Wuhan Lab's Director Denies Rumors That Coronavirus Originated There: 'We Didn't Even Know The Virus Existed'

The director of the Wuhan Institute of Virology has blasted claims pushed by the Trump Administration that the coronavirus pandemic originated at the laboratory.

President Donald Trump and Secretary of State Mike Pompeo have repeatedly said they suspect the virus that was first detected in the Chinese city of Wuhan, in Hubei province, was somehow released from the laboratory.

Wang Yanyi, an immunologist and director of the institute, mainland China's first biosafety level 4 laboratory, was quoted in Chinese state media on Saturday as saying such claims are "pure fabrication."

She said the institute, located in the Chinese city where the virus is said to have originated, had received a clinical sample containing the novel coronavirus now know as SARS-CoV-2 on December 30 last year.

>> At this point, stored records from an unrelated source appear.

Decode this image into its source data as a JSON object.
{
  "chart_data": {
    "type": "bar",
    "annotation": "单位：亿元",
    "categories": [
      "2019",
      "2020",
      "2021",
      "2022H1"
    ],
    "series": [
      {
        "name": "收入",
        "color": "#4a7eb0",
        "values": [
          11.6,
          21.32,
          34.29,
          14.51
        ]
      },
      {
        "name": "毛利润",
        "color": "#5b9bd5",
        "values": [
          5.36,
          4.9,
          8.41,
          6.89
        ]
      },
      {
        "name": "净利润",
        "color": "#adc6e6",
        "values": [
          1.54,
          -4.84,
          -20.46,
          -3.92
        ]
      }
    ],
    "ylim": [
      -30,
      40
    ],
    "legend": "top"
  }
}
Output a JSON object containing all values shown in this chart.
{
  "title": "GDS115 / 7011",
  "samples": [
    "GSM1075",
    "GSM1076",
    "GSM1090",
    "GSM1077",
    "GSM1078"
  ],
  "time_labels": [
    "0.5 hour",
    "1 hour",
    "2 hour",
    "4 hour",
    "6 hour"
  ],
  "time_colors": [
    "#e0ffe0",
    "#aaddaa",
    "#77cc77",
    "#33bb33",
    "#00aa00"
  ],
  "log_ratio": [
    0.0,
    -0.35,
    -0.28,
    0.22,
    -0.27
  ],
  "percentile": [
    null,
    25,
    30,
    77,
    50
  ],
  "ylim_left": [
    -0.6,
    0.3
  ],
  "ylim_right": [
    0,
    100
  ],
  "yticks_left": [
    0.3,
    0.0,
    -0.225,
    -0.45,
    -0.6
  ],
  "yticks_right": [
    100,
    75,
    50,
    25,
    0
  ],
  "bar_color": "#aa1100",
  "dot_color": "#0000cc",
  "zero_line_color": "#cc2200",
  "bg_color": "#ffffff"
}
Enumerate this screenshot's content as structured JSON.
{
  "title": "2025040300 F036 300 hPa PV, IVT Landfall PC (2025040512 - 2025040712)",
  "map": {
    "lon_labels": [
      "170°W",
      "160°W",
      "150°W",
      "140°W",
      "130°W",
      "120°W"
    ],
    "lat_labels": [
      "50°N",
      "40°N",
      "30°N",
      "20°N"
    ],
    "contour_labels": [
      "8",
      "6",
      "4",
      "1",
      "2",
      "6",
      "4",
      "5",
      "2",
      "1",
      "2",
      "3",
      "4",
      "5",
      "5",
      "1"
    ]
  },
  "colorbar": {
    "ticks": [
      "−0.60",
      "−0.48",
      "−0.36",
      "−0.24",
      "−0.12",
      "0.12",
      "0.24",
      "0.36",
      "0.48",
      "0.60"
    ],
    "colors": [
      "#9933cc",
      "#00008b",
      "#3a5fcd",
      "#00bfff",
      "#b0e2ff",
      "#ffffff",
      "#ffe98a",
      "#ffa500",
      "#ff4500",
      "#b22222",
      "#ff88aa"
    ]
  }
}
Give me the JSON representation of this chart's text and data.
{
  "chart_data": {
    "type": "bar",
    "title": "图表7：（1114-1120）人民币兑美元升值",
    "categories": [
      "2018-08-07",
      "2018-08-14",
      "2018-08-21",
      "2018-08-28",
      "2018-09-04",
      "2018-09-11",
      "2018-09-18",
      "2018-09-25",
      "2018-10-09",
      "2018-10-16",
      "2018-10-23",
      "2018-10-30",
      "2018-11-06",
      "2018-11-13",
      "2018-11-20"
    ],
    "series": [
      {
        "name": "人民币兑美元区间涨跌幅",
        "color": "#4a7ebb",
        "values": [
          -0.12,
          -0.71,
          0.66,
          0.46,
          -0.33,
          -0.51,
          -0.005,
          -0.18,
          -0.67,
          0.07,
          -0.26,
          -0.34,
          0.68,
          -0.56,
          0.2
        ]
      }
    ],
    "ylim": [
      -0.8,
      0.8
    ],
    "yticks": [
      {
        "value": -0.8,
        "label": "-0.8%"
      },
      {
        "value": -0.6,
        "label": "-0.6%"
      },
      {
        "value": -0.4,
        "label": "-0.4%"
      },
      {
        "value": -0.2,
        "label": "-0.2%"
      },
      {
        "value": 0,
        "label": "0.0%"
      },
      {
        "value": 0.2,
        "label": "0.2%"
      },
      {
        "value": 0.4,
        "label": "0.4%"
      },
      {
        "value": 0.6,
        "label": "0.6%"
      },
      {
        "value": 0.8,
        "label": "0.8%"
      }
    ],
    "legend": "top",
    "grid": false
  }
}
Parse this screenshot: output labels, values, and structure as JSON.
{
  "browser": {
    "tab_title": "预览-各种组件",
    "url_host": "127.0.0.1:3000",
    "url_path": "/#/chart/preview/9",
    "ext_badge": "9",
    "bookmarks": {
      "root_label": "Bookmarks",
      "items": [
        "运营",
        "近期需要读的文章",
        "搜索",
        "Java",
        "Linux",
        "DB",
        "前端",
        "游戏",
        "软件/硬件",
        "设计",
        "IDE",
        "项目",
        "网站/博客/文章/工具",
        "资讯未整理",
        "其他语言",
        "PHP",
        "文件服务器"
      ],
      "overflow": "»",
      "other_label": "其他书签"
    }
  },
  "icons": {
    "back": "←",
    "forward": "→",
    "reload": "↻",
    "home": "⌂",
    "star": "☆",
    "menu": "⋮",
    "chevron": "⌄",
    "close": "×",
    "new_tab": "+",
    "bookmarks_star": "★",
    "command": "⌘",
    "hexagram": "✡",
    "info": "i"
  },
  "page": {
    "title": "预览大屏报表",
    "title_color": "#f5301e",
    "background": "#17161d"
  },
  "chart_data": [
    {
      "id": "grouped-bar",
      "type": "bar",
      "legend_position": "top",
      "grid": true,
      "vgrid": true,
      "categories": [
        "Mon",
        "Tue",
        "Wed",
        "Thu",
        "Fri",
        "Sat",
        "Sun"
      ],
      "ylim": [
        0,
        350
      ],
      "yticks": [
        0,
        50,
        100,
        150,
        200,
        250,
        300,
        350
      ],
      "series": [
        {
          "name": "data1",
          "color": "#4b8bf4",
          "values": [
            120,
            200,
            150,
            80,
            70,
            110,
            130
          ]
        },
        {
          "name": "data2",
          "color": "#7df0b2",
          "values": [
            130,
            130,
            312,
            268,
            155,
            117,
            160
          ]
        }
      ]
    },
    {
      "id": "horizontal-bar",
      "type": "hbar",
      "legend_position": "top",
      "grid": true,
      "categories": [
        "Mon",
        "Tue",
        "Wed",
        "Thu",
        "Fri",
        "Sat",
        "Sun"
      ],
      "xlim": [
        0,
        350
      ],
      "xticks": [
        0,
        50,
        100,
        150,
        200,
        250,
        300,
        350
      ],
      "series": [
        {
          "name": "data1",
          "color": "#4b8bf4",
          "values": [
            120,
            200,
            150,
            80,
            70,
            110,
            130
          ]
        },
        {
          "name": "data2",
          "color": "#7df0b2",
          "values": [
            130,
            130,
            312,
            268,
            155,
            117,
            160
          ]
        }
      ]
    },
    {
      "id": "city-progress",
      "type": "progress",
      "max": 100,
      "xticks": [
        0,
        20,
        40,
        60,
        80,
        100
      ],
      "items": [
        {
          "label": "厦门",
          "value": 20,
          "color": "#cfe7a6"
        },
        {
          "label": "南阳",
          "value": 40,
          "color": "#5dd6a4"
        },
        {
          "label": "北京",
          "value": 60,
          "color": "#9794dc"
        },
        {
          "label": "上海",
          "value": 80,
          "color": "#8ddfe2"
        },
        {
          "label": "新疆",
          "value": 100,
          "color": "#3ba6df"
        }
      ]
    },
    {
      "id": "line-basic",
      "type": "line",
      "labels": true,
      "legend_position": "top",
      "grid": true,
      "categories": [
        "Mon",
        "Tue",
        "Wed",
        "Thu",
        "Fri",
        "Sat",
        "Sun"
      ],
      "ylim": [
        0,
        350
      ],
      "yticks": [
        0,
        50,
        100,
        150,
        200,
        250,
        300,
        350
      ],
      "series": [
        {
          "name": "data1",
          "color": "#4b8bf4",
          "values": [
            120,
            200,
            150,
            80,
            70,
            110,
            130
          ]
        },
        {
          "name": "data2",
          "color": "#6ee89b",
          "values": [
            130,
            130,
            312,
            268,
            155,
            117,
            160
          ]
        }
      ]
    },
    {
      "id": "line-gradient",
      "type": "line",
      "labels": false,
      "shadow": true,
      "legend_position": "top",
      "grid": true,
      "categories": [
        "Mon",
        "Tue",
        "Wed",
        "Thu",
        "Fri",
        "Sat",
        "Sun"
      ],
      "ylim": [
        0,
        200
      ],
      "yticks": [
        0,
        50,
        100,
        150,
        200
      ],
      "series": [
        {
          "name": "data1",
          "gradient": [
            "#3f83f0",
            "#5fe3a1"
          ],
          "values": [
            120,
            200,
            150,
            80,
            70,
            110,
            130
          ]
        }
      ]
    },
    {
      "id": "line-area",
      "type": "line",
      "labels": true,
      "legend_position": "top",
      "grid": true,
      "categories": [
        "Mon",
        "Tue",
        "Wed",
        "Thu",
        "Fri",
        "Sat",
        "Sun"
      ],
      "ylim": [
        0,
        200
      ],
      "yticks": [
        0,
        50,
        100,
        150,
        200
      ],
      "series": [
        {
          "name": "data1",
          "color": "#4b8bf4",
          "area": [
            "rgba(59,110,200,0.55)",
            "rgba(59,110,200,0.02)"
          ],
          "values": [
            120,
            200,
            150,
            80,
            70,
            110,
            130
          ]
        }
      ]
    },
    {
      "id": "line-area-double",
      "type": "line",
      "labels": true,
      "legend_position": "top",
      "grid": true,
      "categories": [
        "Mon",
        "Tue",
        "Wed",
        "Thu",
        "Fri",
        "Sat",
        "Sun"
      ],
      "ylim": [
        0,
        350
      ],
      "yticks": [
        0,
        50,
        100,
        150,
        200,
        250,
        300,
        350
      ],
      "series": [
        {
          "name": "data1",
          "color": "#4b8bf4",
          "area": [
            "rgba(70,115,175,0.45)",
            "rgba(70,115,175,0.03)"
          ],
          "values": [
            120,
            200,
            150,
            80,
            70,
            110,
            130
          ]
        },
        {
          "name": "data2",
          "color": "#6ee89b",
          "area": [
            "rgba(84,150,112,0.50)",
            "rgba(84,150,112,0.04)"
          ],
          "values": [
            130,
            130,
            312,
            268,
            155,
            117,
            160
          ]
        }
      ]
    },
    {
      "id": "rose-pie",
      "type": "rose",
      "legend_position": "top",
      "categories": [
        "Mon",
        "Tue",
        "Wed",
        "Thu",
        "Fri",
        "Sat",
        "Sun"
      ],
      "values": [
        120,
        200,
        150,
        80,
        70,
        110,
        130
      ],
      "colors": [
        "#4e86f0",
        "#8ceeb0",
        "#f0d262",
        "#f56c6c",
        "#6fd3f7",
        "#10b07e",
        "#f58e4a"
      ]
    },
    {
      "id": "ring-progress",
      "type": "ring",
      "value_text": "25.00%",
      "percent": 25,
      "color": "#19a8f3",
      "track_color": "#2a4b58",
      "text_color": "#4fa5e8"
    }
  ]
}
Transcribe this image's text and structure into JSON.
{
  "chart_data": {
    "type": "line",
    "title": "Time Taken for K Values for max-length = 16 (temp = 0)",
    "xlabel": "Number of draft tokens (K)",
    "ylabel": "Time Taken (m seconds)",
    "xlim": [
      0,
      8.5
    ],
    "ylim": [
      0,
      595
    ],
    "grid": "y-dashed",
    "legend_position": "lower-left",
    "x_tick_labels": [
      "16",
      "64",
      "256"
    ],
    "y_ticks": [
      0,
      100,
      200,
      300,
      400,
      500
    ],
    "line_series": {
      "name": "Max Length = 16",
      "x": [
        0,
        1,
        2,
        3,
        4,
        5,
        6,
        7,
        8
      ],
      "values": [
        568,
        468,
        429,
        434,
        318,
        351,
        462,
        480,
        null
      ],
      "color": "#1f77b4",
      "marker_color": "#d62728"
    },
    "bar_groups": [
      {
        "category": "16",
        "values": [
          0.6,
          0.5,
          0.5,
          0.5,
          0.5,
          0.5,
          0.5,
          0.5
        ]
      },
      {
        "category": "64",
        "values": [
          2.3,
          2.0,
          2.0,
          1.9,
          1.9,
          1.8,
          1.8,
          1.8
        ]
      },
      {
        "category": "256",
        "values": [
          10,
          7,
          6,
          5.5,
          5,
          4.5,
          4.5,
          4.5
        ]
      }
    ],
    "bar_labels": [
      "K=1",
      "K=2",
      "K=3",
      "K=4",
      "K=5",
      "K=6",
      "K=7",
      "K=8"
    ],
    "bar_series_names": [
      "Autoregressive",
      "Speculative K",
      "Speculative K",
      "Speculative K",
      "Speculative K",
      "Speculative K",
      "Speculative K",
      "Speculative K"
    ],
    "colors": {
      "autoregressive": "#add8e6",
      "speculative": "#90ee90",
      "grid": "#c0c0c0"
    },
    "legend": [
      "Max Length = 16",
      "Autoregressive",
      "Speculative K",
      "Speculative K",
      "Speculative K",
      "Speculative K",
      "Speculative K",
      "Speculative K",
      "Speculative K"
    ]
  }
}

Wang said the institute did not have "any knowledge before that nor had we ever met, researched or kept the virus." She added: "In fact, like everyone else, we didn't even know the virus existed, so how could it be leaked from our lab when we never have it?"

Wuhan lab
An aerial view shows the P4 laboratory at the Wuhan Institute of Virology in Wuhan in China's central Hubei province on April 17, 2020. Hector Retamal/AFP via Getty Images

Most scientists say the novel coronavirus passed from bats to humans through an intermediary species that was likely sold at a wet market in Wuhan late last year.

And the scientific community has mostly rejected the idea that the virus could have been engineered in a lab.

In a letter to Nature Medicine titled "The proximal origin of SARS-CoV-2," a team in California led by microbiology professor Kristian Andersen said it was "improbable" that the novel coronavirus emerged through laboratory manipulation of a related coronavirus. It added that "the genetic data irrefutably show that SARS-CoV-2 is not derived from any previously used virus backbone."

The scientists suggested it was far more likely that the virus emerged naturally and then became stronger through natural selection.

"We propose two scenarios that can plausibly explain the origin of Sars-CoV-2: natural selection in an animal host before zoonotic [animal to human] transfer; and natural selection in humans following zoonotic transfer," they said.

In March, the U.S. Defense Intelligence Agency updated its assessment of the origin of the novel coronavirus to reflect that it may have been accidentally released from an infectious diseases lab. In a classified report, the agency ruled out that the disease was genetically engineered or released intentionally as a biological weapon.

But The Washington Post recently reported that although scientists at the Wuhan laboratory researched viruses originating in bats, there is no evidence that a wild sample was accidentally leaked.

Maureen Miller, an infectious disease epidemiologist who worked with virologist Shi Zhengli, the leader of the Wuhan lab, as part of a U.S.-funded viral research program, dismissed the idea of a lab leak as an "absolute conspiracy theory."

"[Shi] is very, very committed to preventing the kind of scenario that is happening right now," Miller told the newspaper.

The novel coronavirus has infected 5.3 million people worldwide and killed more than 342,000, according to a tally by Johns Hopkins University.